The following image shows the forces required for three small fixed-wing craft. Would one or more pilots comment on the forces required by the pilot for a standard gyrocopter?
I was looking more at a figure of MTO of 300 lbs making it a limited acces to bigger pilots.
I think there are small engines on the market which should provide enough power for a very reasonable weight penalty.
One of the reasons for two smaller engines is that the prop size can be reduced (higher rpm-smaller diameter) ,making it possible to place the thrust line lower.
I know that there is no such thing as "only gain" so there are disadvantages to every solution I guess.
you summarized it quite good except I have my doubts that such a small machine can be "safer" than it's bigger brothers.
Affordability might be the motivation for more public general participation in rotor craft unless there is a trend to keep it elitary.
Perhaps nobody wants to go back to a car where you have to hand crank the side windows to allow some form of "air conditioning" and grow "Swarzeneger arms" due the lack of power steering.Perhaps we forgat that these cars could also transport a person from A to B in a safe manner, only our drive style has changed over the years demanding better brakes,acceleration,speed,comfort etc....but we pay a price for that,a high price.

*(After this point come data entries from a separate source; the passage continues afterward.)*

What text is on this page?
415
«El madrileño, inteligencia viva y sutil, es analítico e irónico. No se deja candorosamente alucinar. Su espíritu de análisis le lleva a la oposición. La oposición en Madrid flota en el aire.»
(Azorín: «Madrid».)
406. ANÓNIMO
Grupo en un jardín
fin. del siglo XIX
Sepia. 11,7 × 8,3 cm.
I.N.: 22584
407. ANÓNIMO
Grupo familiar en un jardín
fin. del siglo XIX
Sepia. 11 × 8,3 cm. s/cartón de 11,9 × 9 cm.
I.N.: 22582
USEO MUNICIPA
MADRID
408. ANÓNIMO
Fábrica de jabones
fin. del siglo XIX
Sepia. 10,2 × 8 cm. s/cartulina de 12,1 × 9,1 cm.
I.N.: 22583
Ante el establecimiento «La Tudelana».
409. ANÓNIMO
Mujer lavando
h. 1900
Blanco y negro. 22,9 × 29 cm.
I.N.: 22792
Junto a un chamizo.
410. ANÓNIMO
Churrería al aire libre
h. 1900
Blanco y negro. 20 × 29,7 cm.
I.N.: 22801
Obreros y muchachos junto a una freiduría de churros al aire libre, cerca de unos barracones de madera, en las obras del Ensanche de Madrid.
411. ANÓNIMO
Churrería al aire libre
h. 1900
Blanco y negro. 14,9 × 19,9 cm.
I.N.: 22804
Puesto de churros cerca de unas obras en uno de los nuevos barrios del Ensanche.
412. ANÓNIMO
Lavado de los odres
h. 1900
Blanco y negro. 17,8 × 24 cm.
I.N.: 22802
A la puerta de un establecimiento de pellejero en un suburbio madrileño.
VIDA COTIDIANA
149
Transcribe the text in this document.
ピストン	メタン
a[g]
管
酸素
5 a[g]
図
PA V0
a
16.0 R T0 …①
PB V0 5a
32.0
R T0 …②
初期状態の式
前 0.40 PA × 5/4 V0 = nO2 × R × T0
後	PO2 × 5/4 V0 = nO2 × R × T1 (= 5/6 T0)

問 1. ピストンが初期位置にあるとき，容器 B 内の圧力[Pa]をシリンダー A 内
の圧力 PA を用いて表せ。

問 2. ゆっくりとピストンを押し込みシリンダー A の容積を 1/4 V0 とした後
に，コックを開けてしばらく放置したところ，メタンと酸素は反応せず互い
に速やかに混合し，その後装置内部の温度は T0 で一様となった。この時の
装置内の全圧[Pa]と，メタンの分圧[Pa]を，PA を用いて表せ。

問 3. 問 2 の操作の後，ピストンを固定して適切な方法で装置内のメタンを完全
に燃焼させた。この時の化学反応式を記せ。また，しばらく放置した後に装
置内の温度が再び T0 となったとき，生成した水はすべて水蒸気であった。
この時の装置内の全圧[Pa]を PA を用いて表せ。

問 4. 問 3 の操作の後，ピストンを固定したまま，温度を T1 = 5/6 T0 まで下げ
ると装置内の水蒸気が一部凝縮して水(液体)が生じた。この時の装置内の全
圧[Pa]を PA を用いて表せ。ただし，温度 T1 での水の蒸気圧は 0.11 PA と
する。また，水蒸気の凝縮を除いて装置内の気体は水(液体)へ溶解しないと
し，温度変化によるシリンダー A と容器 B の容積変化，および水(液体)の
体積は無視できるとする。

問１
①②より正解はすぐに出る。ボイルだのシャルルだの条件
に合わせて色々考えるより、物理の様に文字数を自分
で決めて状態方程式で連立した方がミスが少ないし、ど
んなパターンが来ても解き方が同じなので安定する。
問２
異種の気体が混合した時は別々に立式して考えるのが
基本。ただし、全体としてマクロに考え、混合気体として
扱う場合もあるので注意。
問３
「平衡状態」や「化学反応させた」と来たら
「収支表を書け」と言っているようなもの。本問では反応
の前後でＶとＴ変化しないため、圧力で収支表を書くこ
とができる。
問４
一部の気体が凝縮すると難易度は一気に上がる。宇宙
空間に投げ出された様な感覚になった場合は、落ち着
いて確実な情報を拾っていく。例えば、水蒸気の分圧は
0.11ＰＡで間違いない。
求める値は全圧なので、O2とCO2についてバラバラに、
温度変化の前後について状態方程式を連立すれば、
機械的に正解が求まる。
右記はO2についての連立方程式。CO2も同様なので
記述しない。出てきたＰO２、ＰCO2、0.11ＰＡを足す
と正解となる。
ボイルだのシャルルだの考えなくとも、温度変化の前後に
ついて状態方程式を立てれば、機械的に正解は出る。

Maybe gyro flying needs to get even more expencive before people start to ask themselves if it is worth the money and if a (modified) old Bensen style gyrocopter for example could give them the affordable pleasure they are looking for,I don't know.
In times where "everybody" wants to "resque everybody" it might not be so evident to take a few steps back and consider the possibilities if it could still be done with basic materials-design-performance etc....
Cita, I'm with you. I started on a Brock/Bensen. Went to a Parson's 2 place then to a heavier Mad Max centerline thrust machine. I flew the most with my origional Brock/Bensen. 10 years later I am going back to the basics. Stock Brock KB-2 with either VW or Rotax engine. Prerotator because I'm getting older. Hand held radio. Chart on my leg if I am going someware. 50 MPH is just fine for me. The whole idea is to have fun. I dont need to spend $20,000 and higher to achive that. Alan
I've tried to keep to the lightest weight in my gyro. I weighed it this morning at 248.6 pounds but it is slightly different from this pic as I couldn't keep the seat tank and stay under 254. I believe it is the only UL legal gyro with a 4 stroke motor. I'm doing a few more things to reduce weight so I can fit a very small pod on the front and streamline it a bit. The next gyro will be physically smaller by a small amount than this one.